There was one bright spot in the school's putrid menu that showed up about twice a month. We're talking chocolate cake, with a thick layer of slightly crunchy icing over a velvety smooth and buttery yellow cake. I have been known to trade my meat, vegetables and an occasional lung or kidney to get extra pieces of chocolate cake from my friends who lacked my superior taste buds.

It should come as no surprise that a person in my predicament would stop at nothing to improve an otherwise dismal dining experience. One day, while daydreaming that I was at a Kentucky Fried Chicken, with a drumstick in one hand and a fluffy buttermilk biscuit, dripping with honey in the other, it occurred to me that I must take matters into my own hands if I was ever to satisfy my longing for food that had something resembling flavor.
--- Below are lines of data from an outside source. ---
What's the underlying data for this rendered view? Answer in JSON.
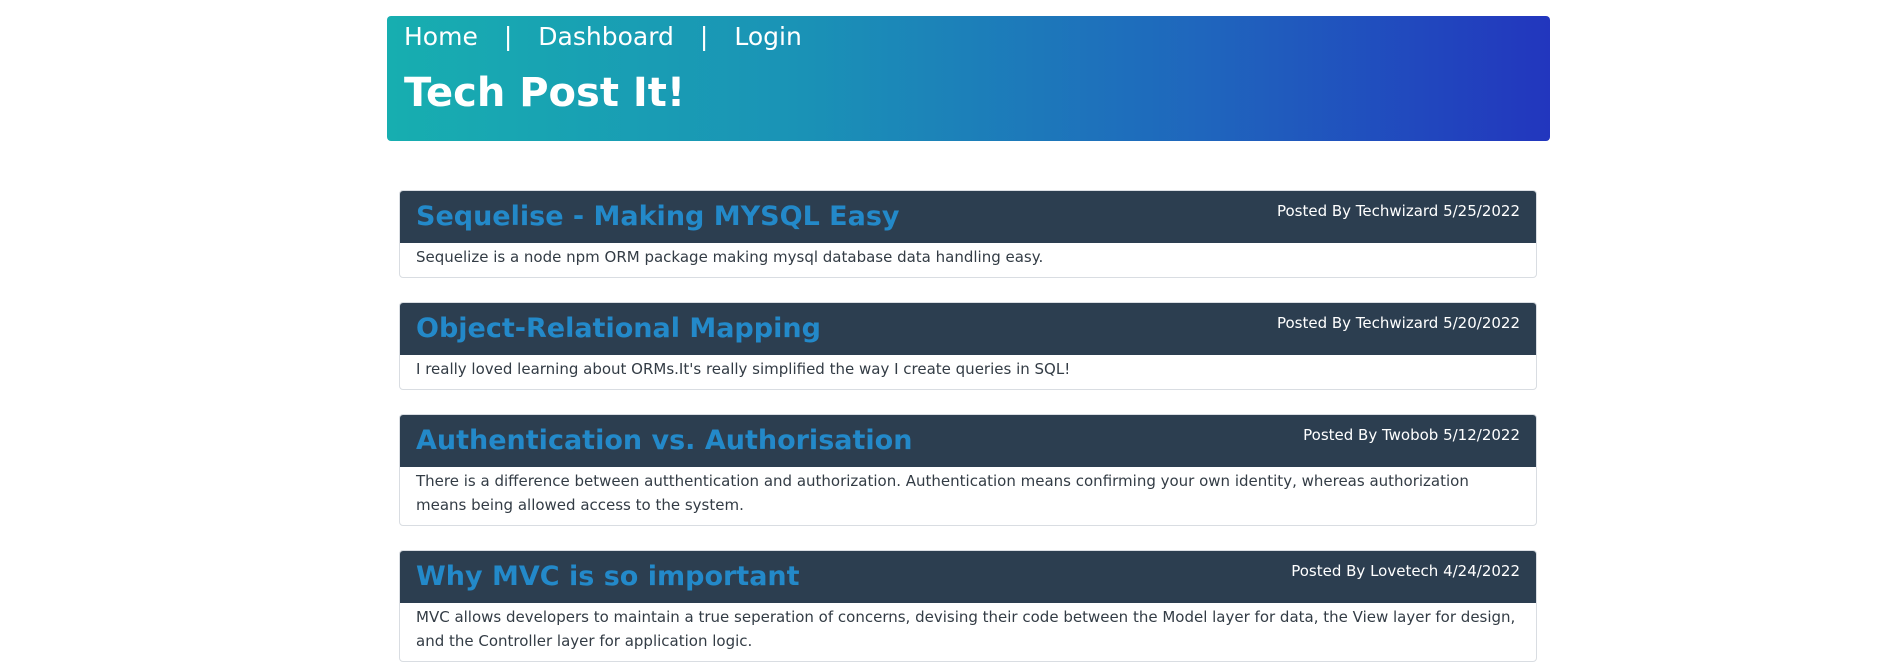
{
  "nav": {
    "home": "Home",
    "separator": "|",
    "dashboard": "Dashboard",
    "login": "Login"
  },
  "site": {
    "title": "Tech Post It!"
  },
  "colors": {
    "header_gradient_start": "#17aeb0",
    "header_gradient_end": "#2236be",
    "post_header_bg": "#2c3e50",
    "post_title": "#2389c9"
  },
  "posts": [
    {
      "title": "Sequelise - Making MYSQL Easy",
      "meta": "Posted By Techwizard 5/25/2022",
      "body": "Sequelize is a node npm ORM package making mysql database data handling easy."
    },
    {
      "title": "Object-Relational Mapping",
      "meta": "Posted By Techwizard 5/20/2022",
      "body": "I really loved learning about ORMs.It's really simplified the way I create queries in SQL!"
    },
    {
      "title": "Authentication vs. Authorisation",
      "meta": "Posted By Twobob 5/12/2022",
      "body": "There is a difference between autthentication and authorization. Authentication means confirming your own identity, whereas authorization means being allowed access to the system."
    },
    {
      "title": "Why MVC is so important",
      "meta": "Posted By Lovetech 4/24/2022",
      "body": "MVC allows developers to maintain a true seperation of concerns, devising their code between the Model layer for data, the View layer for design, and the Controller layer for application logic."
    }
  ]
}
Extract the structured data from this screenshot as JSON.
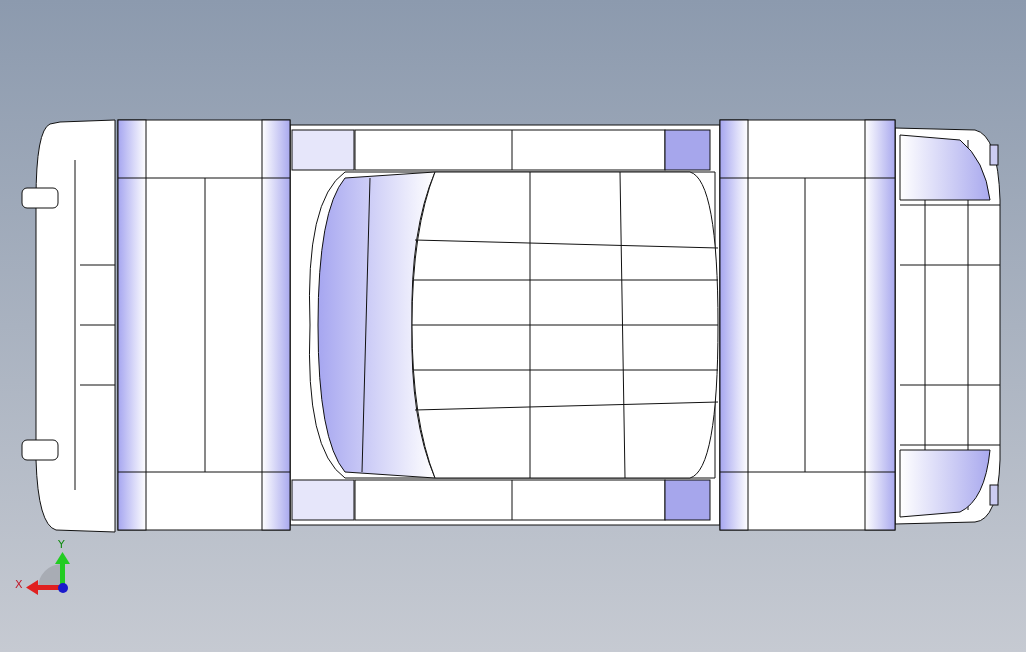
{
  "viewport": {
    "triad": {
      "x_label": "X",
      "y_label": "Y"
    }
  }
}
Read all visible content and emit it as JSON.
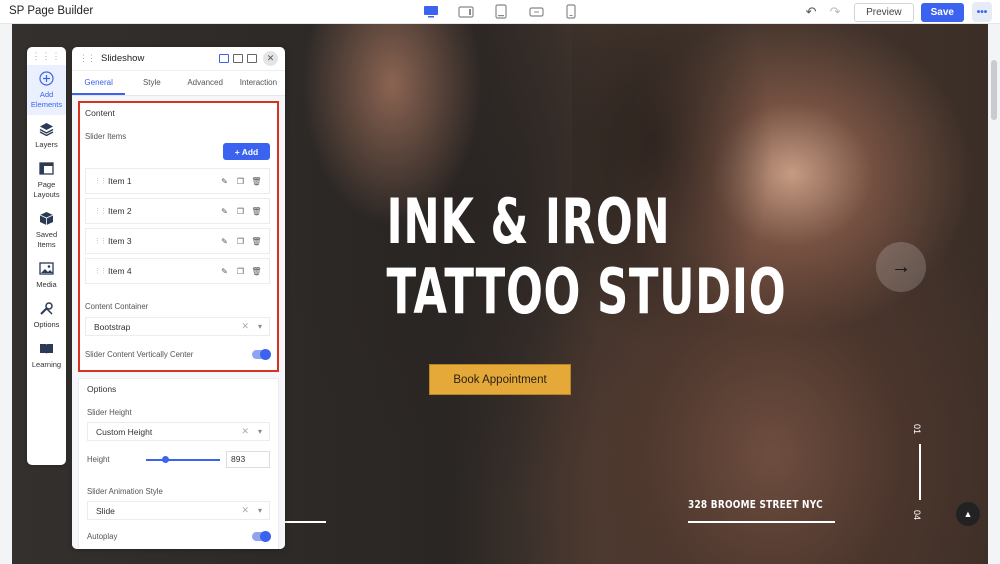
{
  "app": {
    "title": "SP Page Builder"
  },
  "toolbar": {
    "devices": [
      "desktop-icon",
      "tablet-landscape-icon",
      "tablet-portrait-icon",
      "mobile-landscape-icon",
      "mobile-portrait-icon"
    ],
    "preview_label": "Preview",
    "save_label": "Save",
    "more_label": "•••"
  },
  "sidebar": {
    "items": [
      {
        "label": "Add Elements",
        "icon": "plus-circle-icon",
        "active": true
      },
      {
        "label": "Layers",
        "icon": "layers-icon"
      },
      {
        "label": "Page Layouts",
        "icon": "layout-icon"
      },
      {
        "label": "Saved Items",
        "icon": "box-icon"
      },
      {
        "label": "Media",
        "icon": "image-icon"
      },
      {
        "label": "Options",
        "icon": "tools-icon"
      },
      {
        "label": "Learning",
        "icon": "book-icon"
      }
    ]
  },
  "panel": {
    "title": "Slideshow",
    "tabs": [
      "General",
      "Style",
      "Advanced",
      "Interaction"
    ],
    "content": {
      "title": "Content",
      "slider_items_label": "Slider Items",
      "add_label": "+ Add",
      "items": [
        "Item 1",
        "Item 2",
        "Item 3",
        "Item 4"
      ],
      "container_label": "Content Container",
      "container_value": "Bootstrap",
      "vcenter_label": "Slider Content Vertically Center",
      "vcenter_on": true
    },
    "options": {
      "title": "Options",
      "height_label": "Slider Height",
      "height_value": "Custom Height",
      "height_field_label": "Height",
      "height_number": "893",
      "animation_label": "Slider Animation Style",
      "animation_value": "Slide",
      "autoplay_label": "Autoplay",
      "autoplay_on": true
    }
  },
  "hero": {
    "title_line1": "INK & IRON",
    "title_line2": "TATTOO STUDIO",
    "cta_label": "Book Appointment",
    "address": "328 BROOME STREET NYC",
    "counter_current": "01",
    "counter_total": "04",
    "next_arrow": "→",
    "scroll_top": "▲"
  },
  "colors": {
    "accent": "#3b63f0",
    "highlight": "#d8321f",
    "cta": "#e5a93a"
  }
}
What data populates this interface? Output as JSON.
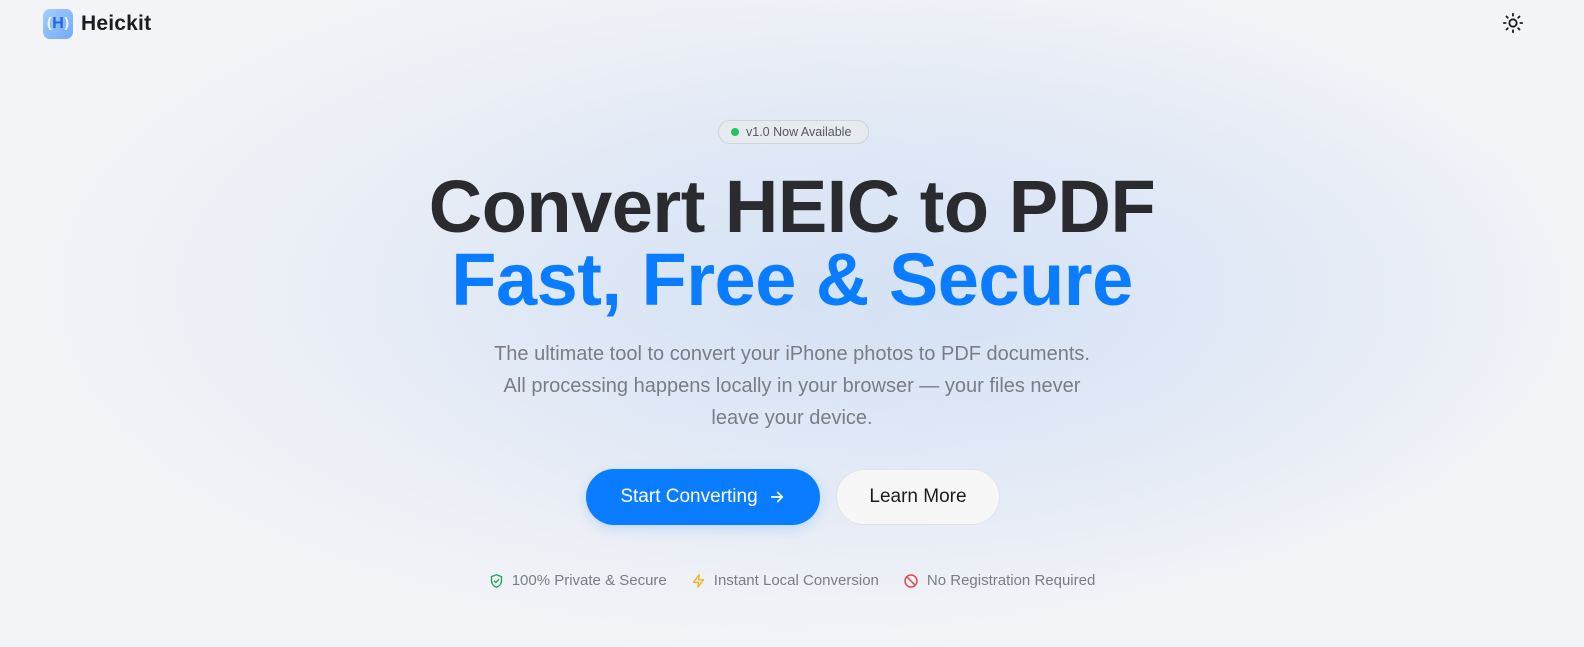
{
  "header": {
    "brand_name": "Heickit",
    "logo_letter": "H",
    "theme_toggle_icon": "sun-icon"
  },
  "hero": {
    "badge_text": "v1.0 Now Available",
    "headline_line1": "Convert HEIC to PDF",
    "headline_line2": "Fast, Free & Secure",
    "subtitle_lines": [
      "The ultimate tool to convert your iPhone photos to PDF documents.",
      "All processing happens locally in your browser — your files never",
      "leave your device."
    ],
    "primary_button_label": "Start Converting",
    "secondary_button_label": "Learn More"
  },
  "features": [
    {
      "label": "100% Private & Secure",
      "icon": "shield-check-icon",
      "color": "#22a55a"
    },
    {
      "label": "Instant Local Conversion",
      "icon": "lightning-icon",
      "color": "#f2b21b"
    },
    {
      "label": "No Registration Required",
      "icon": "prohibited-icon",
      "color": "#e5484d"
    }
  ],
  "colors": {
    "accent": "#0a7cff",
    "badge_dot": "#22c55e"
  }
}
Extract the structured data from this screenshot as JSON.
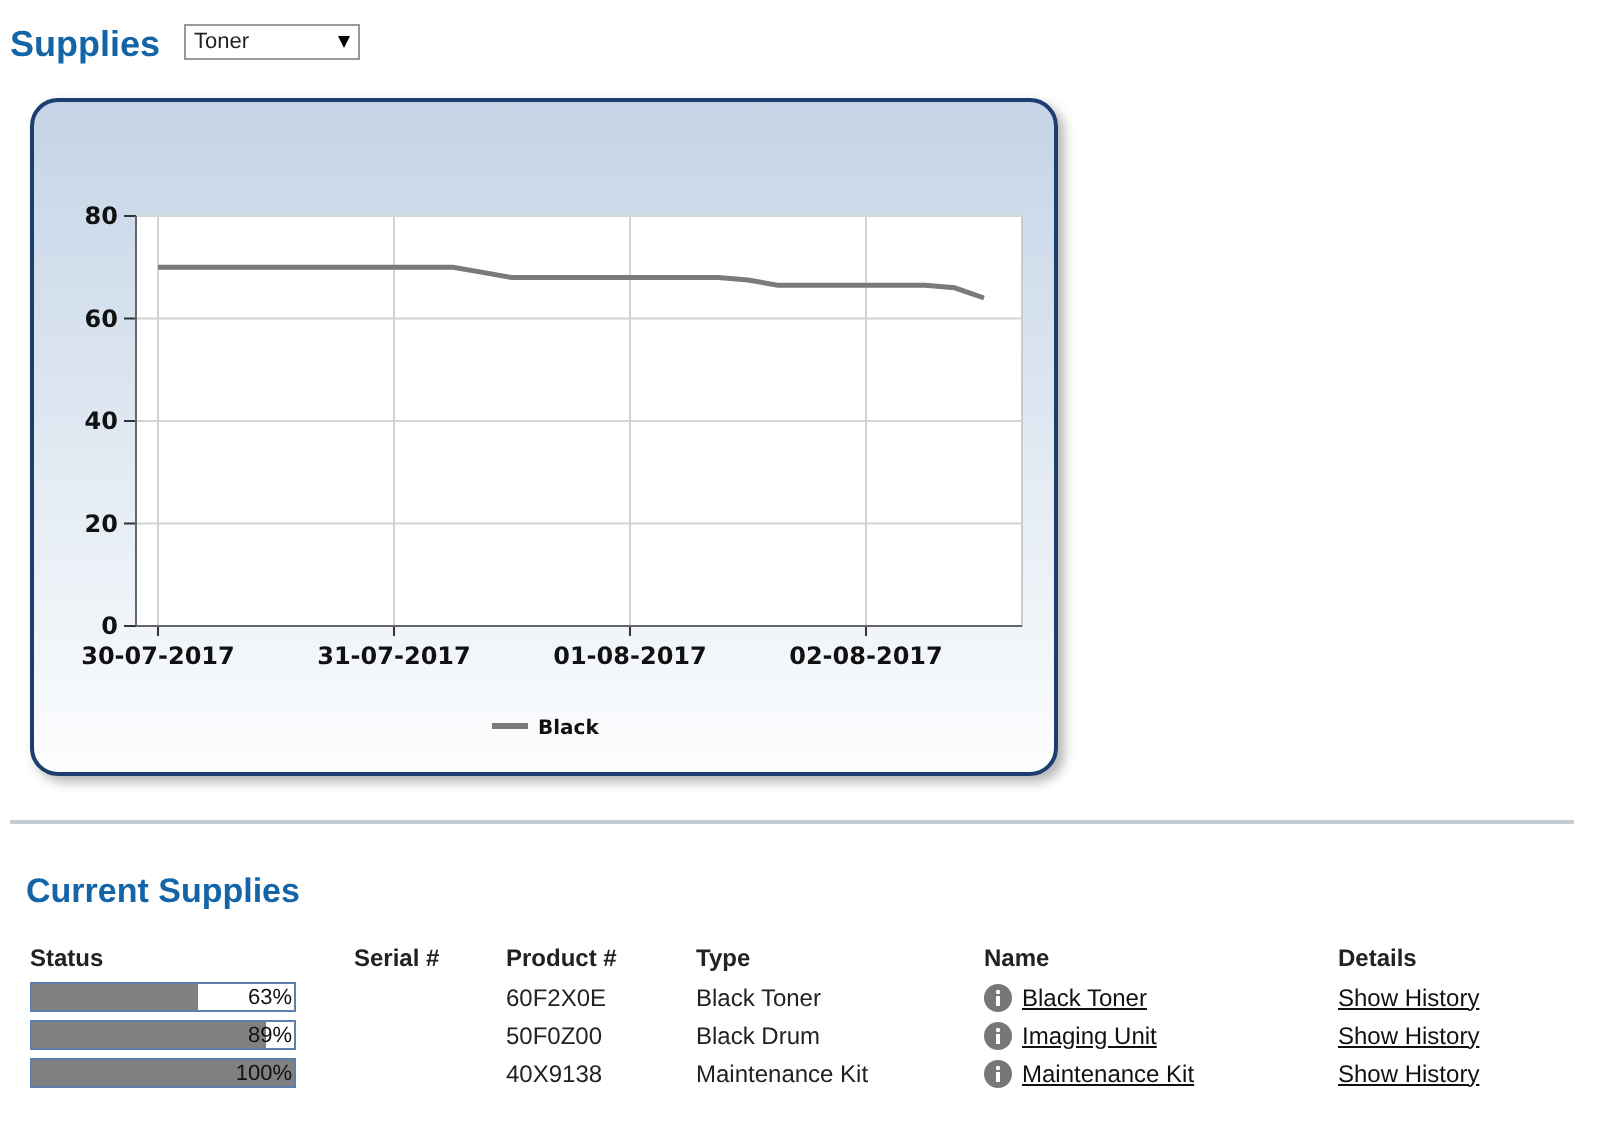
{
  "title": "Supplies",
  "supply_select": {
    "value": "Toner"
  },
  "history_chart": {
    "chart_data": {
      "type": "line",
      "categories": [
        "30-07-2017",
        null,
        null,
        null,
        null,
        null,
        null,
        null,
        "31-07-2017",
        null,
        null,
        null,
        null,
        null,
        null,
        null,
        "01-08-2017",
        null,
        null,
        null,
        null,
        null,
        null,
        null,
        "02-08-2017",
        null,
        null,
        null,
        null
      ],
      "series": [
        {
          "name": "Black",
          "color": "#7a7a7a",
          "values": [
            70,
            70,
            70,
            70,
            70,
            70,
            70,
            70,
            70,
            70,
            70,
            69,
            68,
            68,
            68,
            68,
            68,
            68,
            68,
            68,
            67.5,
            66.5,
            66.5,
            66.5,
            66.5,
            66.5,
            66.5,
            66,
            64
          ]
        }
      ],
      "ylim": [
        0,
        80
      ],
      "yticks": [
        0,
        20,
        40,
        60,
        80
      ],
      "grid": true
    }
  },
  "current_supplies": {
    "title": "Current Supplies",
    "columns": [
      "Status",
      "Serial #",
      "Product #",
      "Type",
      "Name",
      "Details"
    ],
    "rows": [
      {
        "level": 0.63,
        "percent": "63%",
        "product": "60F2X0E",
        "type": "Black Toner",
        "name": "Black Toner",
        "details": "Show History"
      },
      {
        "level": 0.89,
        "percent": "89%",
        "product": "50F0Z00",
        "type": "Black Drum",
        "name": "Imaging Unit",
        "details": "Show History"
      },
      {
        "level": 1,
        "percent": "100%",
        "product": "40X9138",
        "type": "Maintenance Kit",
        "name": "Maintenance Kit",
        "details": "Show History"
      }
    ]
  }
}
With a budget of 35 cents per meal, which was the price of school lunches, my choices were limited. This did not sway me from concocting the perfect plan. After my mother dutifully handed me my money, for which I expressed my eternal gratitude, I made my way to school. There was a slight detour involved in my route to school that took me to Walker's Store, just two blocks from home. There, with unimaginable glee, I purchased a bag of potato chips and a honey bun with enough glazed sugar to keep me in a coma until the last bell rang. It also helped me to drink the school's disgusting milk, which was never cold enough and it often had that almost out of date smell around the lip of the carton. My dad would have loved it.

I continued this exploit for about a week, until my brother feigned concern for my well being and told my mother about the dangers of my current eating habits. She was less than pleased with my delicious menu. The brief and minor punishment I received paled in comparison to having to return to chicken cacciatore (which was more like "caccia-gory" to me) and those cold, mushy english peas with no seasoning. However, my fate was sealed, so it was back in the lunch line for me.

My love for food got me in trouble more than a few times. I once stole a bag of Fritos from my "girlfriend" in the third grade and enjoyed every last forbidden bite, until I got home and my parents wanted to know where I got my delightful snack. I couldn't think of anything but the truth, so I outed myself on the spot. This resulted in the purchase of a much larger bag of Fritos with my own money and returning it to my friend, with what was almost a sincere apology. She didn't seem to mind. She liked me so much she used to pick me up and spin me in circles on a regular basis. I suspect she may have changed her name as an adult and could very well be known now as Rhonda Rousey.

No matter what, the point is that crime or dishonesty of any kind never works out well in the end. Just take your medicine, eat the stale english peas and drink the week old milk, if you must. Do what it takes to protect your integrity and be sure to keep your word to folks. This may not always be pleasant or convenient, but you will sleep well at night and everyone you know will trust you. The Bible says it best in the words of Solomon, who said that a good name is preferred to riches.

That's a good thing, because many of us never make it to the riches, but we can all choose a good name free of charge and the benefits could make you eternally wealthy.